Over the past two years Cyprus has been a net beneficiary of EU funds, while increasing its rate of absorption of the same, MPs heard on Monday.
A joint session of the House finance, watchdog and foreign affairs committees were being briefed on the European Court of Auditors’ (ECA) annual report on the 2019 financial year.
In 2019 Cyprus contributed €209.3 million and received €264.4 million; and in 2020 the island contributed €203.4 million and received €263.9 million.
ECA member Lazaros Lazarou also said that at the end of 2018 Cyprus had absorbed 35 per cent of EU funds available to it; the uptake rose to 48 per cent at the end of 2019, and to 57 per cent at the end of 2020.
At the same time, the Republic has absorbed 59 per cent of regional development funds for which it was eligible.
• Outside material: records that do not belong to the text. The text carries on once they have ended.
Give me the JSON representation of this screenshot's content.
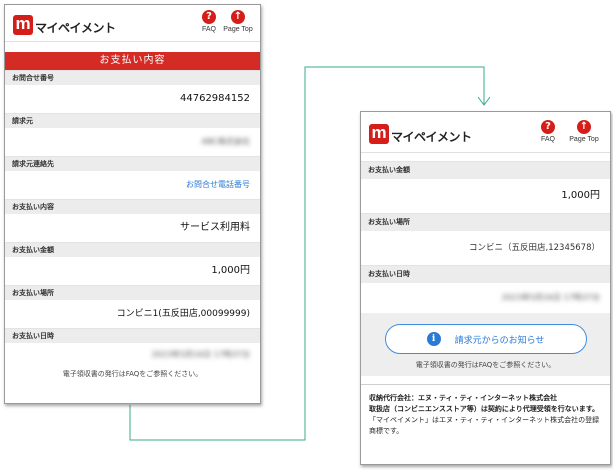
{
  "app": {
    "logo_glyph": "m",
    "logo_text": "マイペイメント"
  },
  "header": {
    "faq_label": "FAQ",
    "page_top_label": "Page Top",
    "faq_icon": "question-circle-icon",
    "page_top_icon": "arrow-up-circle-icon"
  },
  "colors": {
    "brand_red": "#d51e1a",
    "link_blue": "#2a79d6",
    "connector": "#3aaa8e"
  },
  "left": {
    "title": "お支払い内容",
    "sections": [
      {
        "label": "お問合せ番号",
        "value": "44762984152"
      },
      {
        "label": "請求元",
        "value": "ABC株式会社"
      },
      {
        "label": "請求元連絡先",
        "value": "お問合せ電話番号"
      },
      {
        "label": "お支払い内容",
        "value": "サービス利用料"
      },
      {
        "label": "お支払い金額",
        "value": "1,000円"
      },
      {
        "label": "お支払い場所",
        "value": "コンビニ1(五反田店,00099999)"
      },
      {
        "label": "お支払い日時",
        "value": "2023年5月16日 17時37分"
      }
    ],
    "footer": "電子領収書の発行はFAQをご参照ください。"
  },
  "right": {
    "sections": [
      {
        "label": "お支払い金額",
        "value": "1,000円"
      },
      {
        "label": "お支払い場所",
        "value": "コンビニ（五反田店,12345678）"
      },
      {
        "label": "お支払い日時",
        "value": "2023年5月16日 17時37分"
      }
    ],
    "notice_button": "請求元からのお知らせ",
    "footer": "電子領収書の発行はFAQをご参照ください。",
    "company": {
      "line1": "収納代行会社：エヌ・ティ・ティ・インターネット株式会社",
      "line2": "取扱店（コンビニエンスストア等）は契約により代理受領を行ないます。",
      "line3": "「マイペイメント」はエヌ・ティ・ティ・インターネット株式会社の登録商標です。"
    }
  }
}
Citing the ECA report for 2019, Lazarou said the auditors reported nine suspected fraud cases out of 747 examined transactions to Olaf, the European Anti-Fraud Office.
Of the nine cases reported to Olaf, the latter opened five investigations and dropped the other four.
Each year the ECA carries out a random sampling of transactions involving spending of EU money. For 2019, the ECA examined 747 transactions across the bloc; and of these, nine happened to pertain to Cyprus, for which nothing untoward was found.
Chiming in, auditor-general Odysseas Michaelides said his office has over the years sent three cases to Olaf. One of the cases was forwarded to the Directorate-General for Competition.
Lazarou also referred to another report prepared by the ECA after a tour of the region. It made a number of recommendations to member-states regarding the sharing of tax information, enhancing the tax regime and better monitoring of the implementation of EU legislation.
The official said the ECA plans to include issues related to Covid-19 in its auditing over the coming years.
For his part, Ierotheos Papadopoulos, head of the European Commission Representation in Cyprus said the island is not considered a high-risk country.
On high-risk expenditures, Papadopoulos said they have gone up compared to the previous three-year period, but attributed this to the higher uptake of EU funds in general.
“We have exceeded 50 per cent in absorption, which also heightens the risk,” he noted, but added that qualitatively 2019 was no different to prior years.
Cyprus has implemented 206 of the ECA’s 270 recommendations, which is why “we have one of the most reliable and transparent systems in the world.”
According to the ECA’s annual report, in 2019 the EU spent €159.1 billion in total.
Whereas the ECA gave the EU’s accounting a clean bill of health, it did find widespread problems as regards expenditure. Although the overall level of irregularities in EU spending remained relatively stable – 2.7 per cent in 2019 compared to 2.6 per cent in 2018 – the error rate in the ‘high-risk expenditure’ category was high (4.9 per cent).
High-risk expenditure concerns reimbursement-based payments, often subject to complex rules and eligibility criteria. These include for example research projects, investment in regional and rural development, and development aid projects. Compared with 2018, high-risk expenditure increased and represented the majority of audited spending (53 per cent).